Riverton was not a large town. Eleanor had read about large towns, cities, actual cities with millions of people. Riverton was the largest human habitation she'd ever actually entered. She had skirted around larger ones, Denver in fact, but she'd kept to the fringes and gone a long way around.

She was of two minds now about cities. There was the old distrust of people, the concentrated danger for her and her kind that cities represented. But now she imagined also a marvelous melting pot where she could hide unnoticed among the throngs of city dwellers. Cities promised an anonymity not shared by small towns like Jamesford or Riverton, where everyone knew and watched and judged everyone else.

The Riverton Oncology Clinic was a modern glass-and-steel construction that tried to conjure feelings of modern miracles and capable technology. None who visited it more than once kept that feeling long. To Eleanor it was a glistening tombstone. It smelled of lingering death and the wicked thing inside her mother that teased and tortured, and now, growing tired of the game, had set itself to her final destruction.
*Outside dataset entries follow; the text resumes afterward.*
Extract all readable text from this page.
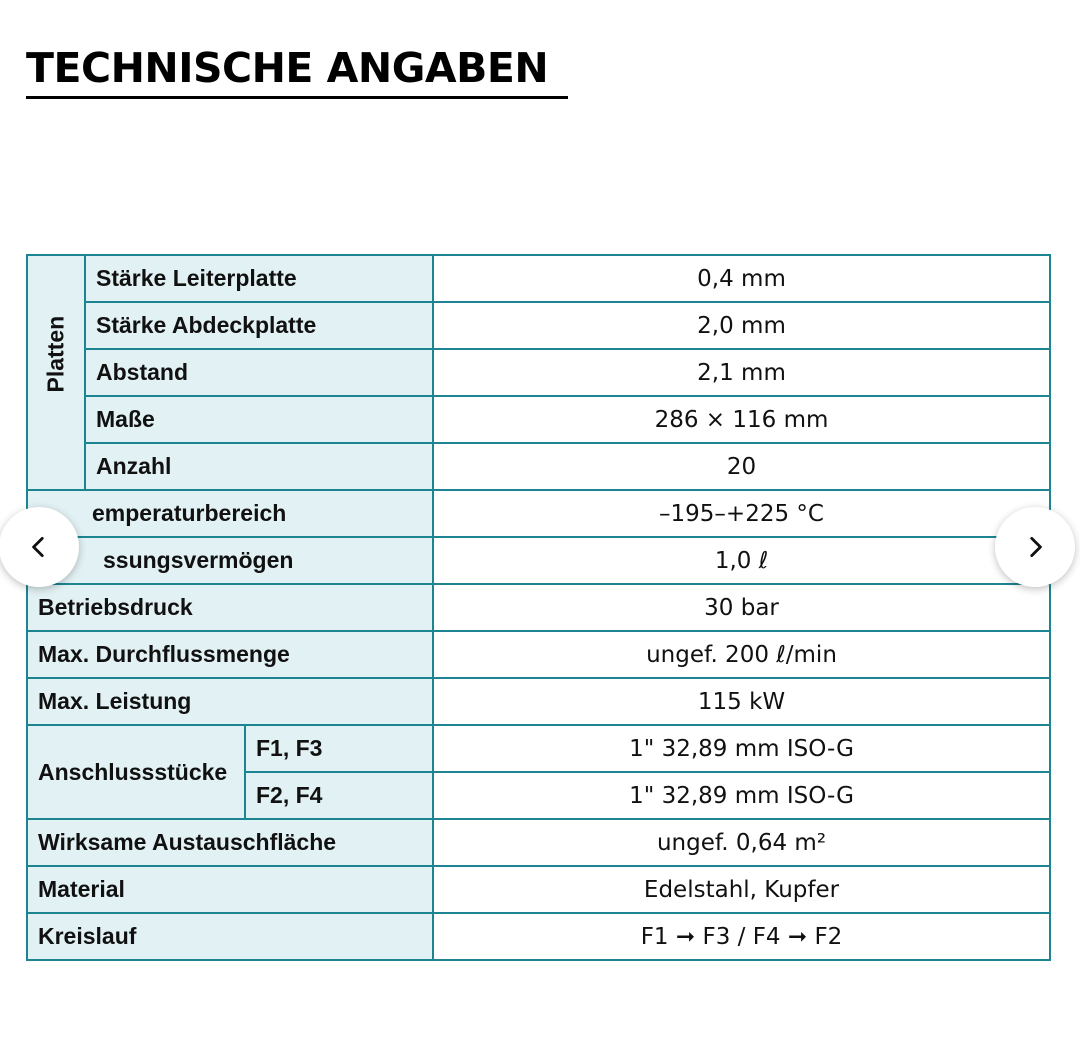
TECHNISCHE ANGABEN
Platten	Stärke Leiterplatte		0,4 mm
	Stärke Abdeckplatte		2,0 mm
	Abstand		2,1 mm
	Maße		286 × 116 mm
	Anzahl		20
emperaturbereich			–195–+225 °C
ssungsvermögen			1,0 ℓ
Betriebsdruck			30 bar
Max. Durchflussmenge			ungef. 200 ℓ/min
Max. Leistung			115 kW
Anschlussstücke		F1, F3	1" 32,89 mm ISO-G
		F2, F4	1" 32,89 mm ISO-G
Wirksame Austauschfläche			ungef. 0,64 m²
Material			Edelstahl, Kupfer
Kreislauf			F1 ➞ F3 / F4 ➞ F2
Tabitha told Eleanor that the day they met, she'd meant to die. She'd checked herself out of a Salt Lake City hospital by simply walking out the door. No one stopped her. She drove home, changed clothes, let her dog out, and never went back to her apartment. She drove north at speed. She'd crossed into Idaho before she knew where she was going and why.

Turning toward Yellowstone, the most wonderful place she'd ever been, she conjured happy childhood memories of bears and fishing with her father, her mother sweeping out a rented camper with a borrowed broom. That was where she'd die.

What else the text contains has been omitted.